Overview
A young man dies of a heroin overdose in an abandoned house in Baltimore. On the eve of his funeral, family and friends gather to commemorate his life. Their shared memories paint a portrait of a community hanging in the balance, skewed by poverty, city living, and a generational divide, united in their pursuit of a new American Dream.
My second feature film, PUTTY HILL, was born not from a script but from a 5-page scenario, a formal construct combining traditions of documentary and narrative realism allowing for a heightened degree of improvisation from the cast and crew.
According to the Maryland Film Festival program notes, "the film's central thread comes from a group of friends and family preparing for the wake of Cory, a Baltimore man whose life was taken by a heroin overdose. As characters reconnect and mourn, many are interviewed by an off-screen voice about who they are and how they live, bringing the narrative into points of intersection with documentary and experimental film. Skate parks, living-room tattoo parlors, paint-gun melees, and karaoke bars provide the visually stunning backdrop for a chorus of scarred but dignified voices calling out for better lives. As with HAMILTON, neighborhood is another integral thread, weaving us through uniquely Baltimorean rural spaces on the edges of our urban experience."

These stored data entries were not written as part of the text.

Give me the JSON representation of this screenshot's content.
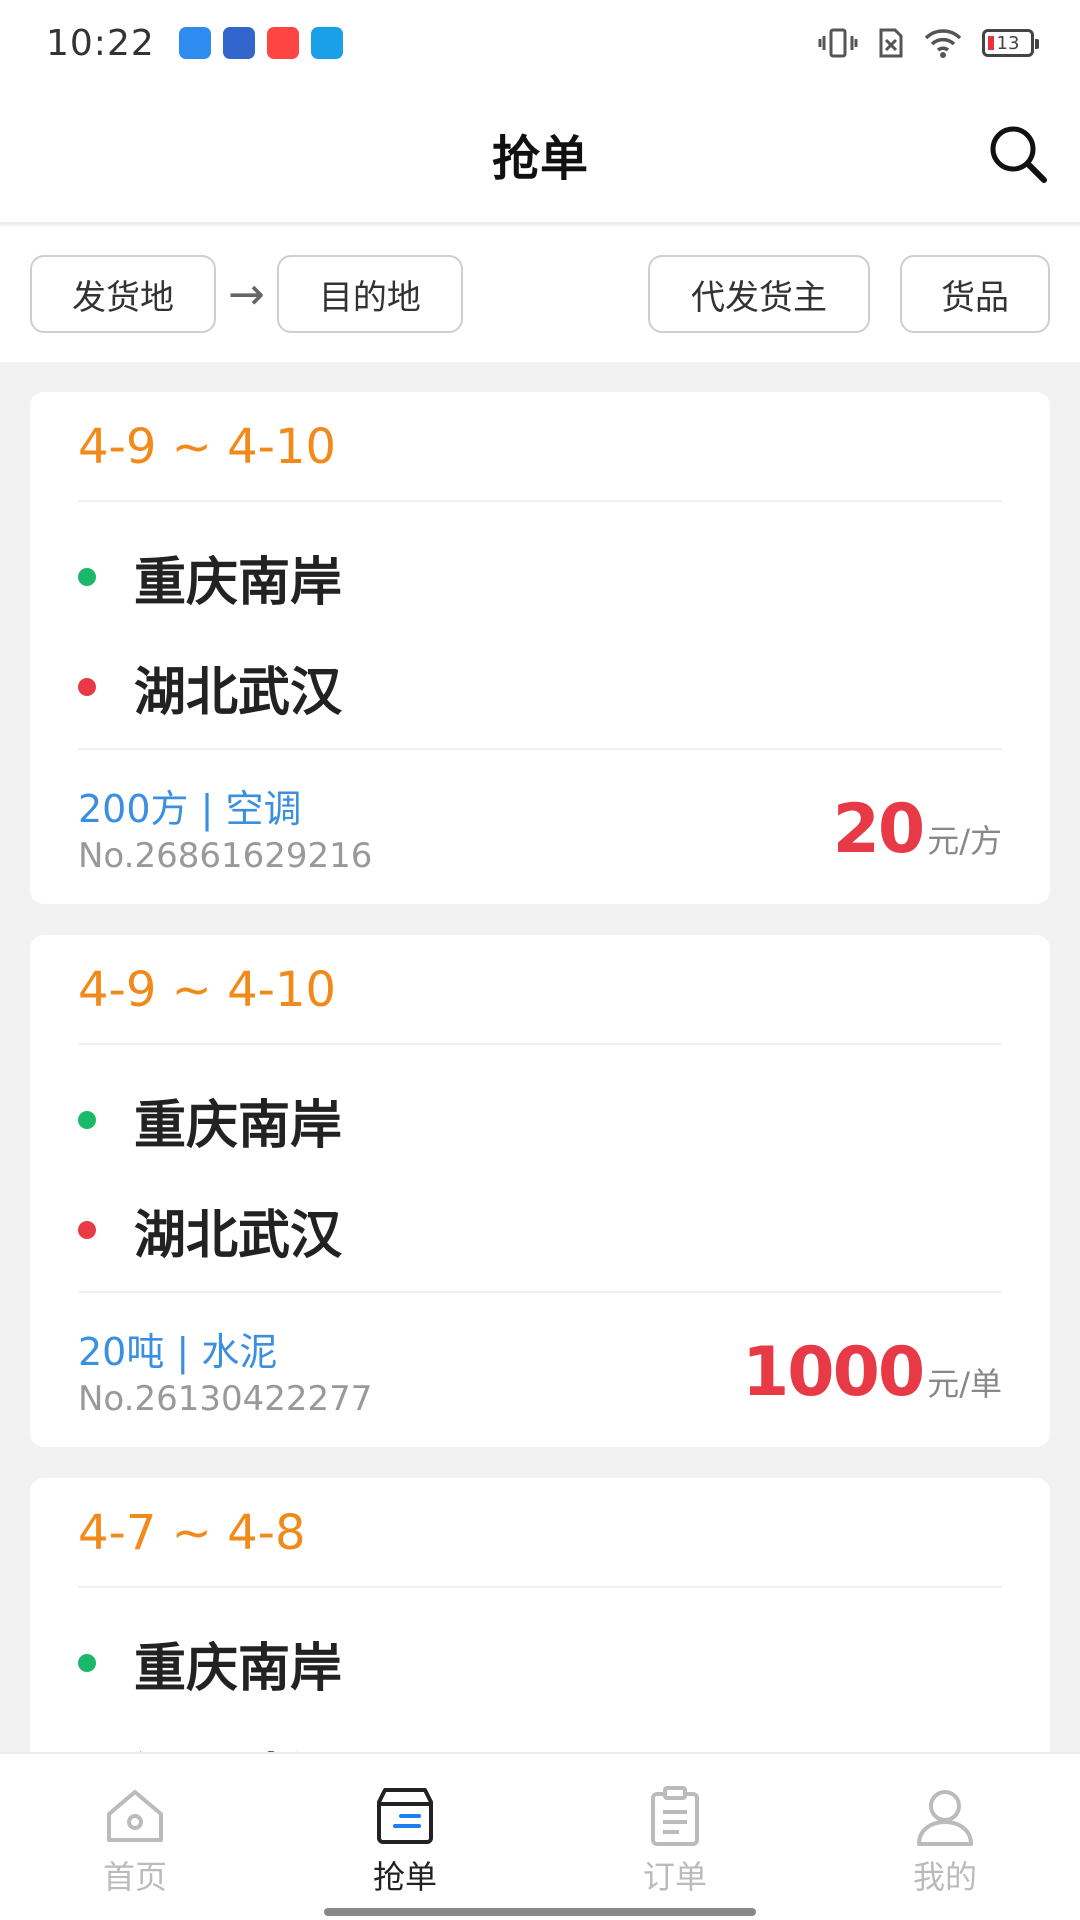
{
  "status": {
    "time": "10:22",
    "battery": "13"
  },
  "header": {
    "title": "抢单"
  },
  "filters": {
    "origin": "发货地",
    "arrow": "→",
    "destination": "目的地",
    "shipper": "代发货主",
    "goods": "货品"
  },
  "orders": [
    {
      "date": "4-9 ~ 4-10",
      "from": "重庆南岸",
      "to": "湖北武汉",
      "cargo": "200方 | 空调",
      "order_no": "No.26861629216",
      "price": "20",
      "unit": "元/方"
    },
    {
      "date": "4-9 ~ 4-10",
      "from": "重庆南岸",
      "to": "湖北武汉",
      "cargo": "20吨 | 水泥",
      "order_no": "No.26130422277",
      "price": "1000",
      "unit": "元/单"
    },
    {
      "date": "4-7 ~ 4-8",
      "from": "重庆南岸",
      "to": "湖北武汉",
      "cargo": "",
      "order_no": "",
      "price": "",
      "unit": ""
    }
  ],
  "tabs": [
    {
      "label": "首页",
      "icon": "home-icon"
    },
    {
      "label": "抢单",
      "icon": "grab-order-icon"
    },
    {
      "label": "订单",
      "icon": "clipboard-icon"
    },
    {
      "label": "我的",
      "icon": "user-icon"
    }
  ],
  "colors": {
    "accent_orange": "#f28a1b",
    "price_red": "#e83a46",
    "cargo_blue": "#3b8fe0",
    "origin_green": "#1bb86a",
    "dest_red": "#e83a46"
  }
}
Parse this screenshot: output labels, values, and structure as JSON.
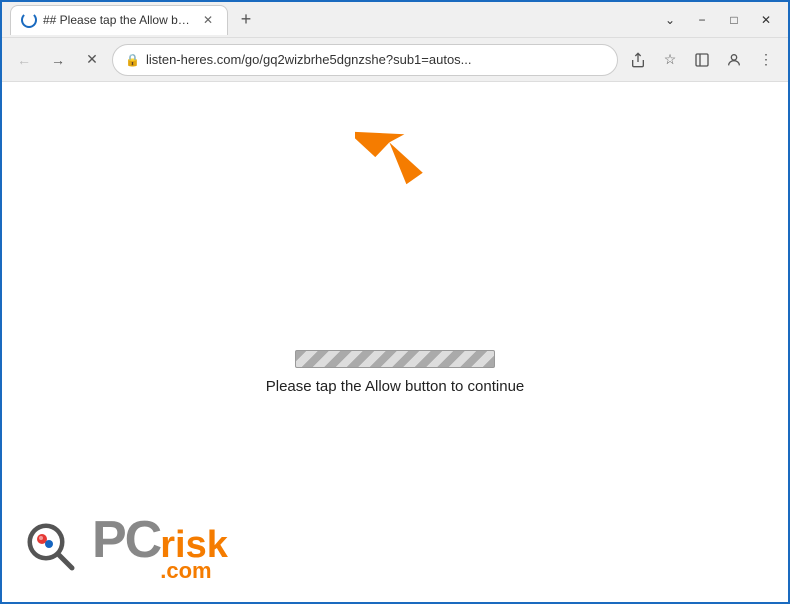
{
  "window": {
    "title": "## Please tap the Allow button t...",
    "controls": {
      "minimize": "−",
      "maximize": "□",
      "close": "✕"
    }
  },
  "tab": {
    "title": "## Please tap the Allow button t...",
    "close_label": "✕"
  },
  "new_tab_button_label": "+",
  "toolbar": {
    "back_title": "←",
    "forward_title": "→",
    "reload_title": "✕",
    "address": "listen-heres.com/go/gq2wizbrhe5dgnzshe?sub1=autos...",
    "share_icon": "share",
    "bookmark_icon": "★",
    "sidebar_icon": "□",
    "profile_icon": "👤",
    "menu_icon": "⋮"
  },
  "page": {
    "progress_message": "Please tap the Allow button to continue"
  },
  "logo": {
    "pc_text": "PC",
    "risk_text": "risk",
    "dot_com": ".com"
  }
}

Shot for $18K, PUTTY HILL premiered at the 2010 International Forum of New Cinema in Berlin and has toured festivals all over the world. It won "Best Picture" at the Santiago International Film Festival in Chile, the Festival International du Film de La Roche-sur-Yon, the Festivala Autorskog Filma in Belgrade, and the Atlanta Film Festival. It was recently nominated for a Cinema Eye Honors Award for Nonfiction Filmmaking by The Museum of the Moving Image and Filmmaker Magazine.
In February of 2011 Cinema Guild released PUTTY HILL theatrically in United States, followed by a DVD release in the fall. In other territories, the film has found distribution in France, Germany, Austria, and the UK.